Novel Hobbs has a tragic flaw beyond his old wound and a past left behind;
He cares nothing for the fans, and little for his teammates or his long-suffering manager, and he hubristically ignored every portent and superstition. He is greedy and ruthless, preoccupied at all times with making the money he believes his talent entitles him to make—and yet he foolishly squanders both his talent and the money on things he desires so intensely. He drinks and eats and fornicates thoughtlessly, and in the big final game, he wastes one critical swing after another in order to hit foul balls at a midget who has been taunting him from the grandstand. (Baker, p. 18-19)
That feels like a hero American moviegoers could actually relate to. But, Hollywood loves to idolize. Malamud's "Hobbs is one of the most thoroughly unsympathetic heroes in the history of American literature," Baker says. "To be sure, even his ambition is not purely mercenary, but even his desire to have 'broke almost every record there was' is blind and blunt—American gigantism run amok" (p. 19).

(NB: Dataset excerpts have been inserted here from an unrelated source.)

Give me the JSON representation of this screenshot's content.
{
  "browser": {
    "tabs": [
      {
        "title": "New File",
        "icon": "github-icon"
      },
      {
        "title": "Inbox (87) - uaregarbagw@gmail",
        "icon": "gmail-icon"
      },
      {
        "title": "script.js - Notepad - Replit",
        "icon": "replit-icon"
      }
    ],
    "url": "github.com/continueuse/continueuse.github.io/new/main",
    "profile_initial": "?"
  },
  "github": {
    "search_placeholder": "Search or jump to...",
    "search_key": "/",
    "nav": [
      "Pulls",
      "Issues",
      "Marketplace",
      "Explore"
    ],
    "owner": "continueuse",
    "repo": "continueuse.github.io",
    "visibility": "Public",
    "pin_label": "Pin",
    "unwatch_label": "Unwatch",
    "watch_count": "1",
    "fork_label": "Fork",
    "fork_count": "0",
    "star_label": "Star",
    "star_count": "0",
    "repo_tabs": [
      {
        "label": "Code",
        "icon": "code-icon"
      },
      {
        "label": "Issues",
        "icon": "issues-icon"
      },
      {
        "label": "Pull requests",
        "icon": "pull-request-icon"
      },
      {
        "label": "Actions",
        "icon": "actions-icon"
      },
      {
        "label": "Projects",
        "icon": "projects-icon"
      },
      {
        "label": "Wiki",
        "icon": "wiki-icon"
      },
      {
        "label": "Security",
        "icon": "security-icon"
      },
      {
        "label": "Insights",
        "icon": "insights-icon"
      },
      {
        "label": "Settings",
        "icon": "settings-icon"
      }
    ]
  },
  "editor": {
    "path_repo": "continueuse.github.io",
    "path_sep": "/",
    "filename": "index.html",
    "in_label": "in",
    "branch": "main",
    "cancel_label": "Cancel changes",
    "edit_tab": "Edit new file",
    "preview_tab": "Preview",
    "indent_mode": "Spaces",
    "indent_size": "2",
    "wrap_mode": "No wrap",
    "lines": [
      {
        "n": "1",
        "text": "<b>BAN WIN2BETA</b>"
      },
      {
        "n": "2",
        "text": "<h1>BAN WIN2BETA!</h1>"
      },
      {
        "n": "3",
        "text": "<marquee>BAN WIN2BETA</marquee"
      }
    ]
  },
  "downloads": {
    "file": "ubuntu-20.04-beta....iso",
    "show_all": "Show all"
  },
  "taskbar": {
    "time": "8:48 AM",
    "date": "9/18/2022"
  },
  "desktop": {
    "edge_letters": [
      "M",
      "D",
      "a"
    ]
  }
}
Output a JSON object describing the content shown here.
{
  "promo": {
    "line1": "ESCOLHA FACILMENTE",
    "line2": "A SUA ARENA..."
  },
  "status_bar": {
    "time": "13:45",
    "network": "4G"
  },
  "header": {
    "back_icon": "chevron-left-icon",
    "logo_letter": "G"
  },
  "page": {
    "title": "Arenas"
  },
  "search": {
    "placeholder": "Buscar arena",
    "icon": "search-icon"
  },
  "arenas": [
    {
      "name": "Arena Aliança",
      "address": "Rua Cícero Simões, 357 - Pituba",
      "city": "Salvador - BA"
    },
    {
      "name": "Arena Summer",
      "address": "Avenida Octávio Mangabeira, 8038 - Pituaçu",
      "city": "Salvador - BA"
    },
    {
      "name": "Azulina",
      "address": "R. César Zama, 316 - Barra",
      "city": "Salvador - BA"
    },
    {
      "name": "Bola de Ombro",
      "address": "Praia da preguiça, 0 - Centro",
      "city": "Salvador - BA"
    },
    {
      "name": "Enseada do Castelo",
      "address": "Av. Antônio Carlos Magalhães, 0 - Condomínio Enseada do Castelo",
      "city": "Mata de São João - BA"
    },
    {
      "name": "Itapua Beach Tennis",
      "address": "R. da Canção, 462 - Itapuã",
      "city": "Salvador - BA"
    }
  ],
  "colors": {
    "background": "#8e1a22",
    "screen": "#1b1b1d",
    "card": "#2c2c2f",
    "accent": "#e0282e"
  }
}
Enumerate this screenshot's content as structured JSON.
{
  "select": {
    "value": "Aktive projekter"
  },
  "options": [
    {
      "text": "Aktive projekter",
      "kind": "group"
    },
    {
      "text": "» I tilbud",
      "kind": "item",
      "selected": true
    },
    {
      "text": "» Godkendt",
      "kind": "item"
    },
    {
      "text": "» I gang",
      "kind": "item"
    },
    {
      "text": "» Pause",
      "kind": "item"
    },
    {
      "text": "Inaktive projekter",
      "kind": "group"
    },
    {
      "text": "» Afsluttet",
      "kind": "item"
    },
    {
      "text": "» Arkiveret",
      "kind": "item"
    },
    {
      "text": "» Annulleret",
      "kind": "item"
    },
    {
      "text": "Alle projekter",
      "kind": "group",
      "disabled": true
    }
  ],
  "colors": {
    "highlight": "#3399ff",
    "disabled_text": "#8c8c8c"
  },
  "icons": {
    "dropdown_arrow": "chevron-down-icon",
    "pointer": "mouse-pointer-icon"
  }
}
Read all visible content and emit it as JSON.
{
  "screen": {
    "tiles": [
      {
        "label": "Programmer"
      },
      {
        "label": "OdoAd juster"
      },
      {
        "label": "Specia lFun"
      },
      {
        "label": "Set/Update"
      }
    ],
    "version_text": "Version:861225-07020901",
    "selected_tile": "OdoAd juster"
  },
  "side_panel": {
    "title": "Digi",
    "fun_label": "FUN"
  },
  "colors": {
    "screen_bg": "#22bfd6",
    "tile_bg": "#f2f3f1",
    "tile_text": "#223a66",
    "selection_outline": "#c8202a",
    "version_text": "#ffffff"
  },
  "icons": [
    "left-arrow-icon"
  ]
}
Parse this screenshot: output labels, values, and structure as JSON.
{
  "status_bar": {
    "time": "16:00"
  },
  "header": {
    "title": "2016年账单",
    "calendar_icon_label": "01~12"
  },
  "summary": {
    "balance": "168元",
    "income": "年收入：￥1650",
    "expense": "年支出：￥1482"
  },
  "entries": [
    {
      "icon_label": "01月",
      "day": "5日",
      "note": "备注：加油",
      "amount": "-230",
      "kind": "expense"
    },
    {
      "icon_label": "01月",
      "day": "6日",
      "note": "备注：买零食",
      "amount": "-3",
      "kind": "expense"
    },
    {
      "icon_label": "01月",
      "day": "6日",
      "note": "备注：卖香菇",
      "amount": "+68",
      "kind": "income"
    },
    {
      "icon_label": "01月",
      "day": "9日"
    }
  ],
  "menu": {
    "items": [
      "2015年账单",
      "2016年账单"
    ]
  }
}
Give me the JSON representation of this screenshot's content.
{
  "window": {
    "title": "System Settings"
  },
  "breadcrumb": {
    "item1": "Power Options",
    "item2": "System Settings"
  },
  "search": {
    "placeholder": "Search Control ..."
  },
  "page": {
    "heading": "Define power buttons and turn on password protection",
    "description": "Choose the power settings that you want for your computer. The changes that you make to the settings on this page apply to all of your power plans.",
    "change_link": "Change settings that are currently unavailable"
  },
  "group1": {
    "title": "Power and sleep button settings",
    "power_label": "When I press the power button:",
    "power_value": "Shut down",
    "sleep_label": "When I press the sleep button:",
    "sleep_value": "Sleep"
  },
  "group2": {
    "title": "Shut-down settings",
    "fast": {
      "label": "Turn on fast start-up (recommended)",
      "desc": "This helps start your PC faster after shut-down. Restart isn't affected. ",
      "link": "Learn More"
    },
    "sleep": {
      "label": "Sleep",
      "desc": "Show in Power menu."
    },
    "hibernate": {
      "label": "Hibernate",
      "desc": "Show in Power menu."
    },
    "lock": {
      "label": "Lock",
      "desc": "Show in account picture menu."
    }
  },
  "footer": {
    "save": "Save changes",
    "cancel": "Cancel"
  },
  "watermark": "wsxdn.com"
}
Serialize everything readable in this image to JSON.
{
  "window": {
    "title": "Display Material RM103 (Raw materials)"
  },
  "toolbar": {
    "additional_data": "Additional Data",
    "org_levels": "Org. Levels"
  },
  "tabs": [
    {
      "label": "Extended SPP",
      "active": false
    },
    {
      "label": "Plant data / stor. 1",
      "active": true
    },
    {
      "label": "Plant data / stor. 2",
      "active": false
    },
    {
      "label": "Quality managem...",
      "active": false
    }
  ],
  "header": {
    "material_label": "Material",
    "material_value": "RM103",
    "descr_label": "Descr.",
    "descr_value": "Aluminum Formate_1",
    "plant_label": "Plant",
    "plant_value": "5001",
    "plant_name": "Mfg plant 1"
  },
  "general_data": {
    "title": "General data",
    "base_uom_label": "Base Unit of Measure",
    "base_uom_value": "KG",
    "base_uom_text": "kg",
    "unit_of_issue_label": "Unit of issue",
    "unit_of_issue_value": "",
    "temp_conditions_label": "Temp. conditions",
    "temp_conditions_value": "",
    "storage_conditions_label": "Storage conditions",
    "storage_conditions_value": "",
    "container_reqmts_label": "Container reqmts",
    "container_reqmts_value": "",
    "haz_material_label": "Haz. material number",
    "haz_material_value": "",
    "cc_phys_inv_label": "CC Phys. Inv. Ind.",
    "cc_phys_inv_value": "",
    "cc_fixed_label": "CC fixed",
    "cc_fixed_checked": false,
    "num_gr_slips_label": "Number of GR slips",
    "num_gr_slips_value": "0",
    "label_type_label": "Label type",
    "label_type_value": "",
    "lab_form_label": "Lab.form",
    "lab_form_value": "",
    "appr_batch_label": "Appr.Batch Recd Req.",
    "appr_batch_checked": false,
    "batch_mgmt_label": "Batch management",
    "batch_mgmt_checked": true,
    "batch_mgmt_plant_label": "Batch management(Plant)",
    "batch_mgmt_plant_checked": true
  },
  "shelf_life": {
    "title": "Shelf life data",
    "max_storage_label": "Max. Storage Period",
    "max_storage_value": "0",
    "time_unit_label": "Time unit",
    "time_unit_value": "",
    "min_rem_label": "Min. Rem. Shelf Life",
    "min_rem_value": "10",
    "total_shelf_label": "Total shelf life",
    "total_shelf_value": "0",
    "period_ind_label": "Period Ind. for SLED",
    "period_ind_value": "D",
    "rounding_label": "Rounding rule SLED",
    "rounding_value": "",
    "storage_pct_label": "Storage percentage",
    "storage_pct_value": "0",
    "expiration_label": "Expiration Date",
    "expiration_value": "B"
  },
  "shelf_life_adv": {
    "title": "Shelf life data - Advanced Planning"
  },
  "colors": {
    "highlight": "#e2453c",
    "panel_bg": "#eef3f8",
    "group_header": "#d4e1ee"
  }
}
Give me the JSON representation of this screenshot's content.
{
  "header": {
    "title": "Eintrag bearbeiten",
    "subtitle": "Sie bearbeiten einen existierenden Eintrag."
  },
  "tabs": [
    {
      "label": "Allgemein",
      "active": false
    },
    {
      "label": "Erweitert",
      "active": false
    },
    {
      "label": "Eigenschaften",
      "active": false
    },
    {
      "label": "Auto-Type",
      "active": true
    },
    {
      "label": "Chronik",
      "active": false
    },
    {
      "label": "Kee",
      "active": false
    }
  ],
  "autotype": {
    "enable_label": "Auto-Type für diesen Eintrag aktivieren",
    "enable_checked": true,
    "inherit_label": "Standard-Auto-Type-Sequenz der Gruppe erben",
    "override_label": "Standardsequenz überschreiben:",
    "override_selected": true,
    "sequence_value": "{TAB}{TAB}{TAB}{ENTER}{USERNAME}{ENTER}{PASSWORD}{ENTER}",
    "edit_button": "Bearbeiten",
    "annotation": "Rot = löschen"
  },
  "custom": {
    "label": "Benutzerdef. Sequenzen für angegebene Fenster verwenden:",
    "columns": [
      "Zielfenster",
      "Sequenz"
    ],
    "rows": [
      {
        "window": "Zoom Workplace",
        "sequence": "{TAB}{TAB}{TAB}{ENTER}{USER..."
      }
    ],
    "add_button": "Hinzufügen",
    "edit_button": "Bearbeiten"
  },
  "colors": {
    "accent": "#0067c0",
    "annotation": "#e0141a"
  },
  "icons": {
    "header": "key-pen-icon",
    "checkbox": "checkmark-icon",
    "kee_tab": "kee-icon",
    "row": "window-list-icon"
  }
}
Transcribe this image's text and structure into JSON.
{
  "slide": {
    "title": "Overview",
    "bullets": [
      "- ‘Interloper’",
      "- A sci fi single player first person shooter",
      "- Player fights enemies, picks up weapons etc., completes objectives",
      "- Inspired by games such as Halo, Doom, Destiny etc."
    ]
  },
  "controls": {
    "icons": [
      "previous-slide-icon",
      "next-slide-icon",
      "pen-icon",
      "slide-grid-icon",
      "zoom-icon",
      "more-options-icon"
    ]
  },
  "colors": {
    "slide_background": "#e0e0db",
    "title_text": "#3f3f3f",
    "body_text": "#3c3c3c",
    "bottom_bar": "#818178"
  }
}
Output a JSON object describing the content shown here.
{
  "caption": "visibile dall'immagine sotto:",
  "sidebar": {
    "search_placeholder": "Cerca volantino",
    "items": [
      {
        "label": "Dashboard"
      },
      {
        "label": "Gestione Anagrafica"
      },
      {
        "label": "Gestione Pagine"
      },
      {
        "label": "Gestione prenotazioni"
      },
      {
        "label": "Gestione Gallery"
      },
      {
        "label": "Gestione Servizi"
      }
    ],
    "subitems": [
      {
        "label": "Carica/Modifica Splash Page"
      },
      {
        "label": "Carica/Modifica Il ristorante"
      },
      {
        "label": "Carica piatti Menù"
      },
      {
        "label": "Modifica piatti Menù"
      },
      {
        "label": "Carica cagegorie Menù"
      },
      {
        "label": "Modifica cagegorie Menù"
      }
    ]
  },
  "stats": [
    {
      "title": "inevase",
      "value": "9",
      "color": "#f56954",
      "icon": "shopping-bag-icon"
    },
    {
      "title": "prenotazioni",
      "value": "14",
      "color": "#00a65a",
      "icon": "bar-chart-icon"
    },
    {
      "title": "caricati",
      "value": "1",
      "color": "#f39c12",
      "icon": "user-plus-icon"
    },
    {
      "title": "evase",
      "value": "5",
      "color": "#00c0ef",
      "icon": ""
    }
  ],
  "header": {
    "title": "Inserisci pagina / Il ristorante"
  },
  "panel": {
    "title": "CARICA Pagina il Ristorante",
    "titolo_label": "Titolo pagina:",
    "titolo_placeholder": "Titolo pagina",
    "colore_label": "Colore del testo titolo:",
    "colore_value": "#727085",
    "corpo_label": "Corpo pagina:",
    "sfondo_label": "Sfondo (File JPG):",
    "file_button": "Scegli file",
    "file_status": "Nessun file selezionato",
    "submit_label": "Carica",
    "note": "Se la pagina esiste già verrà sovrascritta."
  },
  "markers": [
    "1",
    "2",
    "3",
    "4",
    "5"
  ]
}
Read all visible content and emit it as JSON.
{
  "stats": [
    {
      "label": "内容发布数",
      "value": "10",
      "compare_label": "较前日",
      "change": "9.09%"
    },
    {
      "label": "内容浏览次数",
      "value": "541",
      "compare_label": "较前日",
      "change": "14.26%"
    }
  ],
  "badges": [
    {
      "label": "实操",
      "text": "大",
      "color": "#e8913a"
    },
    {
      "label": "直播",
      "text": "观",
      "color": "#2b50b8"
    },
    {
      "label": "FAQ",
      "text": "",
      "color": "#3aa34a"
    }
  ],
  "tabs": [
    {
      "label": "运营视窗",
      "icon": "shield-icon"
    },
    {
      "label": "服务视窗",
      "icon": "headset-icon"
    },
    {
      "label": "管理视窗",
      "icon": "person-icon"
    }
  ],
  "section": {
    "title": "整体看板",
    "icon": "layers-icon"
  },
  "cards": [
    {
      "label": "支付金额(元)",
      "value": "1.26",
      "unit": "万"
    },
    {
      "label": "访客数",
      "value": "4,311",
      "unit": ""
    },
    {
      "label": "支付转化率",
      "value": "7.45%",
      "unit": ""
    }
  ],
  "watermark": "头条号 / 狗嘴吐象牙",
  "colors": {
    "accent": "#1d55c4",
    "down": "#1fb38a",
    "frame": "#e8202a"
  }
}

Film Hobbs is not this. He's undeservedly smug, he has multiple women coming for him, but he never really shows much actual emotion. Maybe that's Redford's haggard old face, or a deliberate acting choice, or the way Levinson's directed. Or maybe film Hobbs is nothing but a cypher, a Mary Sue for every little boy in the audience who dreams of making it big in whatever sport—not just baseball—so of course he has to win in the end. But, the disconnect between what The Natural was supposed to be about and what Levinson decided to adapt for the screen is huge.
What should be a cautionary tale, at least, instead suggests that no matter how much gets in your way, no matter how many wrong turns you yourself make, you will still get everything you want in the end. Because, you are an American, and that's just how it works. It's bullshit. But, it's populist, American Dream bullshit. Reagan America bought right into it. Roy Hobbs is American imperialist white supremacist heteronormative capitalist patriarchy at its best; fuck up all you want, you still succeed... because reasons.